Она, кажется, сразу поняла, что я ожидаю не помощи, а очередного приговора.
— Сразу предупрежу, — сказала она. — Будет очень трудно. Очень больно. Медленно. И часто — обидно. Но если вы действительно хотите восстановиться, мы начнем сегодня.
Сегодня. Не завтра. Не «когда окрепнете». Не «посмотрим по состоянию».
Сегодня.
Это слово мне понравилось. И я попытался кивнуть.
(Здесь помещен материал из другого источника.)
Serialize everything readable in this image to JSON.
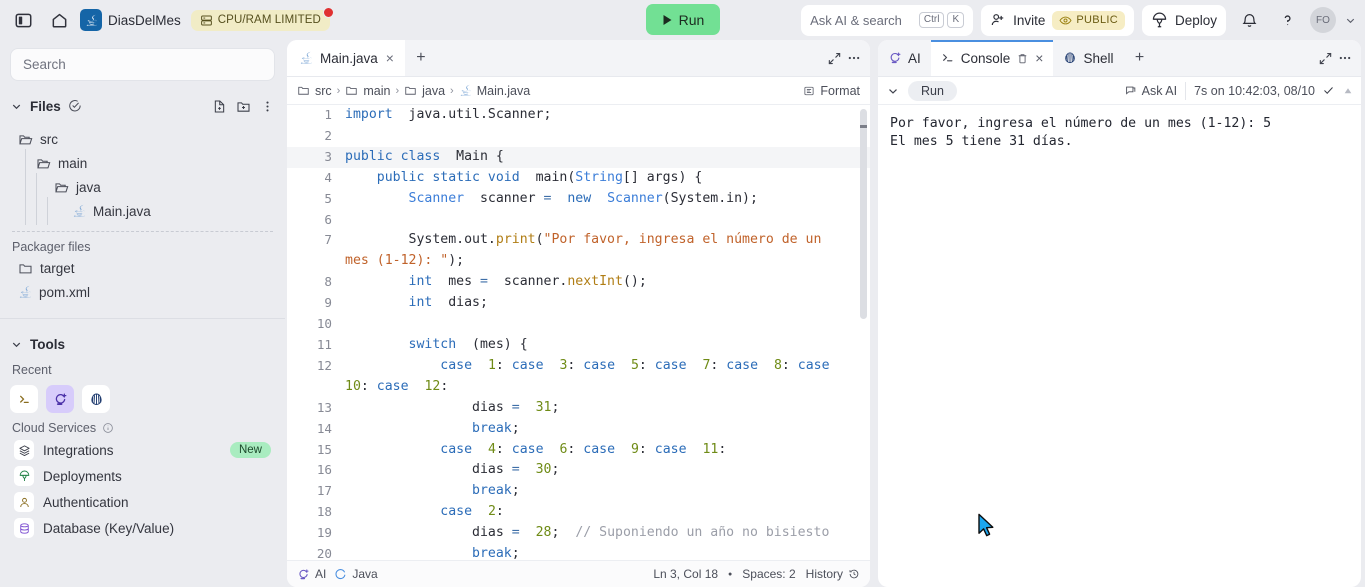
{
  "topbar": {
    "sidebar_toggle_icon": "panel-left-icon",
    "home_icon": "home-icon",
    "project_icon": "java-icon",
    "project_name": "DiasDelMes",
    "cpu_badge": {
      "label": "CPU/RAM LIMITED",
      "icon": "server-icon",
      "dot_color": "#e03131",
      "bg": "#f1ecc6"
    },
    "run_button": {
      "label": "Run",
      "icon": "play-icon",
      "bg": "#72e094"
    },
    "search": {
      "text": "Ask AI & search",
      "keys": [
        "Ctrl",
        "K"
      ],
      "icon": "search-icon"
    },
    "invite": {
      "label": "Invite",
      "icon": "person-plus-icon"
    },
    "public_badge": {
      "label": "PUBLIC",
      "icon": "eye-icon",
      "bg": "#f6edc4"
    },
    "deploy": {
      "label": "Deploy",
      "icon": "deploy-icon"
    },
    "bell_icon": "bell-icon",
    "help_icon": "question-mark-icon",
    "avatar_initials": "FO",
    "avatar_chevron": "chevron-down-icon"
  },
  "sidebar": {
    "search_placeholder": "Search",
    "files": {
      "title": "Files",
      "chevron": "chevron-down-icon",
      "check_icon": "check-circle-icon",
      "actions": [
        "new-file-icon",
        "new-folder-icon",
        "more-vertical-icon"
      ],
      "tree": [
        {
          "label": "src",
          "type": "folder",
          "indent": 1
        },
        {
          "label": "main",
          "type": "folder",
          "indent": 2
        },
        {
          "label": "java",
          "type": "folder",
          "indent": 3
        },
        {
          "label": "Main.java",
          "type": "java",
          "indent": 4
        }
      ],
      "packager_label": "Packager files",
      "packager": [
        {
          "label": "target",
          "type": "folder-closed",
          "indent": 1
        },
        {
          "label": "pom.xml",
          "type": "java",
          "indent": 1
        }
      ]
    },
    "tools": {
      "title": "Tools",
      "chevron": "chevron-down-icon",
      "recent_label": "Recent",
      "recent_icons": [
        {
          "name": "shell-prompt-icon",
          "active": false
        },
        {
          "name": "ai-agent-icon",
          "active": true
        },
        {
          "name": "nix-shell-icon",
          "active": false
        }
      ],
      "cloud_label": "Cloud Services",
      "cloud_info_icon": "info-icon",
      "cloud_items": [
        {
          "label": "Integrations",
          "icon": "layers-icon",
          "badge": "New"
        },
        {
          "label": "Deployments",
          "icon": "deploy-tree-icon",
          "badge": ""
        },
        {
          "label": "Authentication",
          "icon": "person-icon",
          "badge": ""
        },
        {
          "label": "Database (Key/Value)",
          "icon": "database-icon",
          "badge": ""
        }
      ]
    }
  },
  "editor": {
    "tabs": [
      {
        "label": "Main.java",
        "icon": "java-icon",
        "active": true,
        "close": "×"
      }
    ],
    "add_tab_icon": "plus-icon",
    "expand_icon": "expand-icon",
    "more_icon": "more-horizontal-icon",
    "breadcrumb": [
      {
        "label": "src",
        "icon": "folder-icon"
      },
      {
        "label": "main",
        "icon": "folder-icon"
      },
      {
        "label": "java",
        "icon": "folder-icon"
      },
      {
        "label": "Main.java",
        "icon": "java-icon"
      }
    ],
    "breadcrumb_sep": "›",
    "format_label": "Format",
    "format_icon": "format-icon",
    "current_line": 3,
    "lines": [
      {
        "n": 1,
        "tokens": [
          [
            "kw",
            "import"
          ],
          [
            "",
            "  java.util.Scanner;"
          ]
        ]
      },
      {
        "n": 2,
        "tokens": [
          [
            "",
            ""
          ]
        ]
      },
      {
        "n": 3,
        "tokens": [
          [
            "kw",
            "public class"
          ],
          [
            "",
            "  Main {"
          ]
        ]
      },
      {
        "n": 4,
        "tokens": [
          [
            "",
            "    "
          ],
          [
            "kw",
            "public static void"
          ],
          [
            "",
            "  main("
          ],
          [
            "typ",
            "String"
          ],
          [
            "",
            "[] args) {"
          ]
        ]
      },
      {
        "n": 5,
        "tokens": [
          [
            "",
            "        "
          ],
          [
            "typ",
            "Scanner"
          ],
          [
            "",
            "  scanner "
          ],
          [
            "op",
            "="
          ],
          [
            "",
            "  "
          ],
          [
            "kw",
            "new"
          ],
          [
            "",
            "  "
          ],
          [
            "typ",
            "Scanner"
          ],
          [
            "",
            "(System.in);"
          ]
        ]
      },
      {
        "n": 6,
        "tokens": [
          [
            "",
            ""
          ]
        ]
      },
      {
        "n": 7,
        "tokens": [
          [
            "",
            "        System.out."
          ],
          [
            "fn",
            "print"
          ],
          [
            "",
            "("
          ],
          [
            "str",
            "\"Por favor, ingresa el número de un mes (1-12): \""
          ],
          [
            "",
            ");"
          ]
        ]
      },
      {
        "n": 8,
        "tokens": [
          [
            "",
            "        "
          ],
          [
            "kw",
            "int"
          ],
          [
            "",
            "  mes "
          ],
          [
            "op",
            "="
          ],
          [
            "",
            "  scanner."
          ],
          [
            "fn",
            "nextInt"
          ],
          [
            "",
            "();"
          ]
        ]
      },
      {
        "n": 9,
        "tokens": [
          [
            "",
            "        "
          ],
          [
            "kw",
            "int"
          ],
          [
            "",
            "  dias;"
          ]
        ]
      },
      {
        "n": 10,
        "tokens": [
          [
            "",
            ""
          ]
        ]
      },
      {
        "n": 11,
        "tokens": [
          [
            "",
            "        "
          ],
          [
            "kw",
            "switch"
          ],
          [
            "",
            "  (mes) {"
          ]
        ]
      },
      {
        "n": 12,
        "tokens": [
          [
            "",
            "            "
          ],
          [
            "kw",
            "case"
          ],
          [
            "",
            "  "
          ],
          [
            "num",
            "1"
          ],
          [
            "",
            ": "
          ],
          [
            "kw",
            "case"
          ],
          [
            "",
            "  "
          ],
          [
            "num",
            "3"
          ],
          [
            "",
            ": "
          ],
          [
            "kw",
            "case"
          ],
          [
            "",
            "  "
          ],
          [
            "num",
            "5"
          ],
          [
            "",
            ": "
          ],
          [
            "kw",
            "case"
          ],
          [
            "",
            "  "
          ],
          [
            "num",
            "7"
          ],
          [
            "",
            ": "
          ],
          [
            "kw",
            "case"
          ],
          [
            "",
            "  "
          ],
          [
            "num",
            "8"
          ],
          [
            "",
            ": "
          ],
          [
            "kw",
            "case"
          ],
          [
            "",
            "  "
          ],
          [
            "num",
            "10"
          ],
          [
            "",
            ": "
          ],
          [
            "kw",
            "case"
          ],
          [
            "",
            "  "
          ],
          [
            "num",
            "12"
          ],
          [
            "",
            ":"
          ]
        ]
      },
      {
        "n": 13,
        "tokens": [
          [
            "",
            "                dias "
          ],
          [
            "op",
            "="
          ],
          [
            "",
            "  "
          ],
          [
            "num",
            "31"
          ],
          [
            "",
            ";"
          ]
        ]
      },
      {
        "n": 14,
        "tokens": [
          [
            "",
            "                "
          ],
          [
            "kw",
            "break"
          ],
          [
            "",
            ";"
          ]
        ]
      },
      {
        "n": 15,
        "tokens": [
          [
            "",
            "            "
          ],
          [
            "kw",
            "case"
          ],
          [
            "",
            "  "
          ],
          [
            "num",
            "4"
          ],
          [
            "",
            ": "
          ],
          [
            "kw",
            "case"
          ],
          [
            "",
            "  "
          ],
          [
            "num",
            "6"
          ],
          [
            "",
            ": "
          ],
          [
            "kw",
            "case"
          ],
          [
            "",
            "  "
          ],
          [
            "num",
            "9"
          ],
          [
            "",
            ": "
          ],
          [
            "kw",
            "case"
          ],
          [
            "",
            "  "
          ],
          [
            "num",
            "11"
          ],
          [
            "",
            ":"
          ]
        ]
      },
      {
        "n": 16,
        "tokens": [
          [
            "",
            "                dias "
          ],
          [
            "op",
            "="
          ],
          [
            "",
            "  "
          ],
          [
            "num",
            "30"
          ],
          [
            "",
            ";"
          ]
        ]
      },
      {
        "n": 17,
        "tokens": [
          [
            "",
            "                "
          ],
          [
            "kw",
            "break"
          ],
          [
            "",
            ";"
          ]
        ]
      },
      {
        "n": 18,
        "tokens": [
          [
            "",
            "            "
          ],
          [
            "kw",
            "case"
          ],
          [
            "",
            "  "
          ],
          [
            "num",
            "2"
          ],
          [
            "",
            ":"
          ]
        ]
      },
      {
        "n": 19,
        "tokens": [
          [
            "",
            "                dias "
          ],
          [
            "op",
            "="
          ],
          [
            "",
            "  "
          ],
          [
            "num",
            "28"
          ],
          [
            "",
            ";  "
          ],
          [
            "cmt",
            "// Suponiendo un año no bisiesto"
          ]
        ]
      },
      {
        "n": 20,
        "tokens": [
          [
            "",
            "                "
          ],
          [
            "kw",
            "break"
          ],
          [
            "",
            ";"
          ]
        ]
      }
    ],
    "statusbar": {
      "ai_label": "AI",
      "ai_icon": "ai-agent-icon",
      "lang_label": "Java",
      "lang_icon": "java-loading-icon",
      "position": "Ln 3, Col 18",
      "dot": "●",
      "spaces": "Spaces: 2",
      "history": "History",
      "history_icon": "history-icon"
    }
  },
  "console": {
    "tabs": [
      {
        "label": "AI",
        "icon": "ai-agent-icon",
        "active": false,
        "closable": false
      },
      {
        "label": "Console",
        "icon": "terminal-icon",
        "active": true,
        "closable": true,
        "trash": "trash-icon",
        "close": "×"
      },
      {
        "label": "Shell",
        "icon": "nix-shell-icon",
        "active": false,
        "closable": false
      }
    ],
    "add_tab_icon": "plus-icon",
    "expand_icon": "expand-icon",
    "more_icon": "more-horizontal-icon",
    "toolbar": {
      "collapse_icon": "chevron-down-icon",
      "run_chip": "Run",
      "ask_ai": "Ask AI",
      "ask_ai_icon": "chat-icon",
      "status": "7s on 10:42:03, 08/10",
      "check_icon": "check-icon",
      "scroll_icon": "caret-up-icon"
    },
    "output": "Por favor, ingresa el número de un mes (1-12): 5\nEl mes 5 tiene 31 días."
  }
}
Голова дрогнула едва заметно.
— Хорошо, — сказала она, словно этого было достаточно. — Тогда начнем с малого.
Как я вскоре понял, «малое» в реабилитации означает почти невозможное.
Сначала она просто брала мои руки и сгибала пальцы. Медленно, по одному. Потом кисти. Локти. Плечи. Каждое движение отзывалось тупой, ржавой болью, будто суставы за два года успели зарасти изнутри чем-то чужим. Ноги были еще хуже. Когда она попыталась согнуть колено, у меня потемнело в глазах.
Я захрипел.
— Дышите, — спокойно сказала она. — Не дергайтесь. Дышите.
Да что ты знаешь о такой боли, хотел подумать я раздраженно, но в тот же миг понял: знает. Иначе не говорила бы таким тоном. Не жалостливо, не сюсюкая, а как человек, который сто раз видел, как взрослые, сильные когда-то люди учатся жить заново.
Через десять минут я был весь в поту. Через пятнадцать — измотан так, будто разгружал вагоны.
— На сегодня хватит, — сказала она.
Я посмотрел на нее почти с ненавистью.
Хватит? И это все? Это и есть мой путь назад? Шевельнуть пальцем, согнуть кисть, дожить до следующего утра?
Она, видимо, прочла это на моем лице.
— Вы сейчас думаете, что это унизительно и бессмысленно, — сказала она. — Все так думают. А потом оказывается, что именно из этих мелочей и собирается человек.
Она закрыла папку и добавила:
— Вы не умерли. Значит, теперь придется работать.
Работать пришлось с первого же дня, как на каторге.
Сначала меня учили сидеть. Я и представить не мог, что просто сесть на кровати — это почти подвиг. Двое санитаров поднимали меня, Анна Игоревна поддерживала за спину, а меня при этом мутило, бросало в жар, сердце колотилось, как ненормальное, а перед глазами плыли черные круги.
Когда мою тушку впервые посадили, я продержался меньше минуты. Потом завалился набок, тяжело дыша, будто пробежал километр.
— Нормально, — сказала Анна Игоревна. — Для первого раза отлично.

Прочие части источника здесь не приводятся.